Alla fine dei due mandati presidenziali di Lula, nel 2010, Bolsa Familia aveva raggiunto 50 milioni di persone e 13 milioni di famiglie, con una diminuzione della disuguaglianza sociale di 5,08 punti, il doppio di quanto successo nello stesso periodo in Russia e in Cina. Con questo piano 28 milioni di brasiliani sono usciti dalla povertà e 36 sono andati a ingrossare quella classe media che ora rappresenta poco oltre la metà della popolazione. La politica finalizzata a combattere la povertà è stata fin da principio accompagnata da un tentativo, in parte riuscito, di pacificare le favelas con le Upp, le Unità di polizia pacificatrice che operano per rendere più vivibili le zone periferiche delle megalopoli brasiliane. A questo fine sono state promosse anche altre iniziative, come lo stanziamento di decine di milioni di dollari per la costruzione di nuove unità abitative finalizzate a ospitare persone residenti in zone a rischio, e la costruzione delle Upa, piccoli centri di pronto soccorso, per chi vive lontano dal centro della città e dai grandi ospedali.

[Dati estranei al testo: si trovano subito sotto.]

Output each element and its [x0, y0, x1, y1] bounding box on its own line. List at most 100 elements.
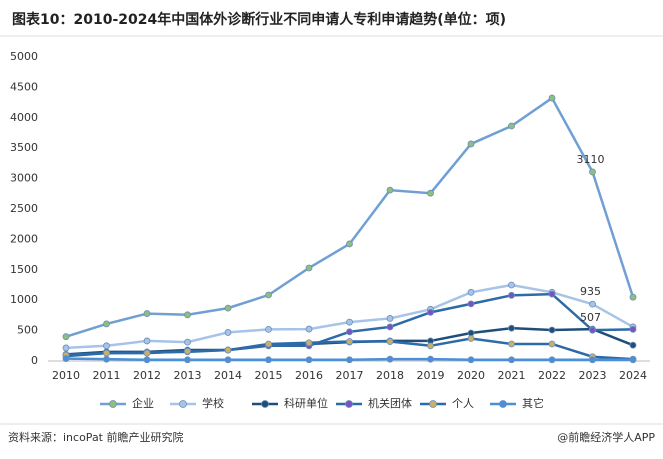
point: [62, 333, 70, 341]
point: [548, 356, 556, 364]
point: [184, 356, 191, 364]
point: [224, 304, 232, 312]
x-tick-label: 2022: [538, 369, 566, 382]
point: [224, 346, 232, 354]
point: [467, 335, 475, 342]
y-tick-label: 4000: [10, 111, 38, 124]
credit: @前瞻经济学人APP: [557, 430, 655, 444]
point: [467, 300, 475, 308]
legend-label: 其它: [522, 396, 544, 410]
point: [508, 122, 515, 130]
y-tick-label: 2500: [10, 202, 38, 215]
point: [467, 288, 475, 296]
point: [143, 356, 151, 364]
point: [346, 240, 353, 248]
y-tick-label: 500: [17, 324, 38, 337]
x-tick-label: 2017: [336, 369, 364, 382]
data-label: 507: [580, 311, 601, 324]
x-tick-label: 2014: [214, 369, 242, 382]
legend-label: 个人: [452, 397, 474, 410]
point: [508, 324, 515, 332]
point: [589, 326, 596, 334]
point: [548, 340, 556, 348]
y-tick-label: 3500: [10, 141, 38, 154]
point: [508, 281, 515, 289]
point: [386, 315, 394, 322]
point: [184, 347, 191, 355]
x-tick-label: 2012: [133, 369, 161, 382]
y-tick-label: 1000: [10, 293, 38, 306]
x-tick-label: 2021: [498, 369, 526, 382]
point: [386, 323, 394, 331]
point: [305, 264, 313, 272]
point: [143, 349, 151, 357]
x-tick-label: 2010: [52, 369, 80, 382]
point: [265, 291, 272, 299]
point: [629, 325, 637, 333]
point: [265, 356, 272, 364]
point: [548, 326, 556, 334]
point: [62, 355, 70, 362]
point: [103, 342, 110, 350]
point: [386, 338, 394, 345]
legend-marker: [345, 400, 353, 408]
y-tick-label: 1500: [10, 263, 38, 276]
point: [629, 293, 637, 301]
point: [386, 186, 394, 194]
legend-marker: [109, 400, 117, 408]
y-tick-label: 0: [31, 354, 38, 367]
data-label: 935: [580, 285, 601, 298]
point: [62, 344, 70, 352]
y-tick-label: 2000: [10, 232, 38, 245]
series-line: [65, 96, 635, 338]
point: [427, 189, 434, 197]
point: [143, 337, 151, 345]
point: [305, 325, 313, 333]
point: [508, 340, 515, 348]
point: [143, 310, 151, 317]
point: [305, 339, 313, 347]
point: [386, 355, 394, 363]
point: [346, 338, 353, 345]
point: [346, 356, 353, 364]
legend-label: 企业: [132, 396, 154, 410]
point: [346, 328, 353, 336]
point: [305, 356, 313, 364]
point: [103, 320, 110, 328]
point: [103, 355, 110, 363]
point: [427, 342, 434, 350]
point: [184, 338, 191, 346]
point: [589, 300, 596, 308]
source: 资料来源：incoPat 前瞻产业研究院: [8, 430, 184, 444]
legend-marker: [261, 400, 269, 408]
x-tick-label: 2015: [255, 369, 283, 382]
point: [629, 356, 637, 364]
x-tick-label: 2023: [579, 369, 607, 382]
point: [265, 325, 272, 333]
x-tick-label: 2019: [417, 369, 445, 382]
x-tick-label: 2016: [295, 369, 323, 382]
point: [629, 341, 637, 349]
point: [548, 290, 556, 298]
point: [103, 349, 110, 357]
x-tick-label: 2020: [457, 369, 485, 382]
x-tick-label: 2013: [174, 369, 202, 382]
point: [508, 291, 515, 299]
legend-marker: [429, 400, 437, 408]
y-tick-label: 3000: [10, 172, 38, 185]
y-tick-label: 4500: [10, 80, 38, 93]
point: [224, 329, 232, 336]
x-tick-label: 2018: [376, 369, 404, 382]
point: [427, 355, 434, 363]
legend-label: 机关团体: [368, 396, 412, 410]
x-tick-label: 2011: [93, 369, 121, 382]
y-tick-label: 5000: [10, 50, 38, 63]
point: [467, 140, 475, 148]
point: [224, 356, 232, 364]
point: [589, 356, 596, 364]
legend-label: 学校: [202, 396, 224, 410]
point: [467, 356, 475, 364]
x-tick-label: 2024: [619, 369, 647, 382]
point: [184, 311, 191, 319]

Va ricordato che “Bolsa Familia” sostituì nel 2003 il programma iniziale che si chiamava “Fome Zero”, in virtù del fatto che l’alta produttività agricola aveva fatto perdere quel carattere endemico che aveva invece il problema della sottoalimentazione. L’ultimo atto di questa politica è stato l’avvio, nel 2011, del programma “Brasil sem miseria”, la prima importante decisione presa dalla Presidente Roussef appena insediatasi alla testa della nazione carioca, che ha incluso anche “Bolsa Familia”. L’obiettivo è far uscire altri 16 milioni di persone dalla povertà (circa l’8 per cento della popolazione totale), che per diverse ragioni non erano state raggiunte dal precedente programma. Coloro che si trovano in uno stato di povertà e che si impegnano a preservare foreste e riserve riceveranno i sussidi di “Bolsa Verde”, progetto ambientalista che cerca di limitare la devastazione delle foreste per creare campi destinati all’agricoltura.

L’accesso ai servizi pubblici da un lato, e dunque educazione, sanità, acqua potabile, elettricità, e al mercato del lavoro dall’altro sono gli obiettivi del governo, che ha ora altri quattro anni per realizzarli. Per coordinare le azioni del nuovo progetto è stata prevista l’istituzione della Segreteria straordinaria per il superamento della povertà estrema, con una collaborazione tra il Distretto federale, gli Stati e i municipi che dovrà garantire reddito, inclusione produttiva e accessibilità ai servizi. La sfida per Dilma Roussef è ora mantenere questo livello di impegno in un contesto politico più difficile, vista la vittoria di misura contro la destra e il rallentamento della crescita economica, e con una popolazione che si aspetta, e lo aveva dimostrato con le proteste durante i mondiali di calcio, che questa lotta contro fame, povertà e privilegi non si fermi.

In ogni caso, i risultati finora ottenuti non sono trascurabili se si pensa che l’insieme delle politiche di inclusione sociale ha abbassato la mortalità infantile, ridotta del 58 per cento, e aumentato l’aspettativa di vita da 70 a 74 anni. Si è inoltre ridotta la forbice tra ricchi e poveri. Tra il 2002 e il 2012 il reddito del 20 per cento più povero è aumentato del 6,4 per cento mentre quello del 20 per cento più ricco solo del 2,5. Per realizzare tutto questo il 40 per cento del Pil è stato destinato alla spesa pubblica.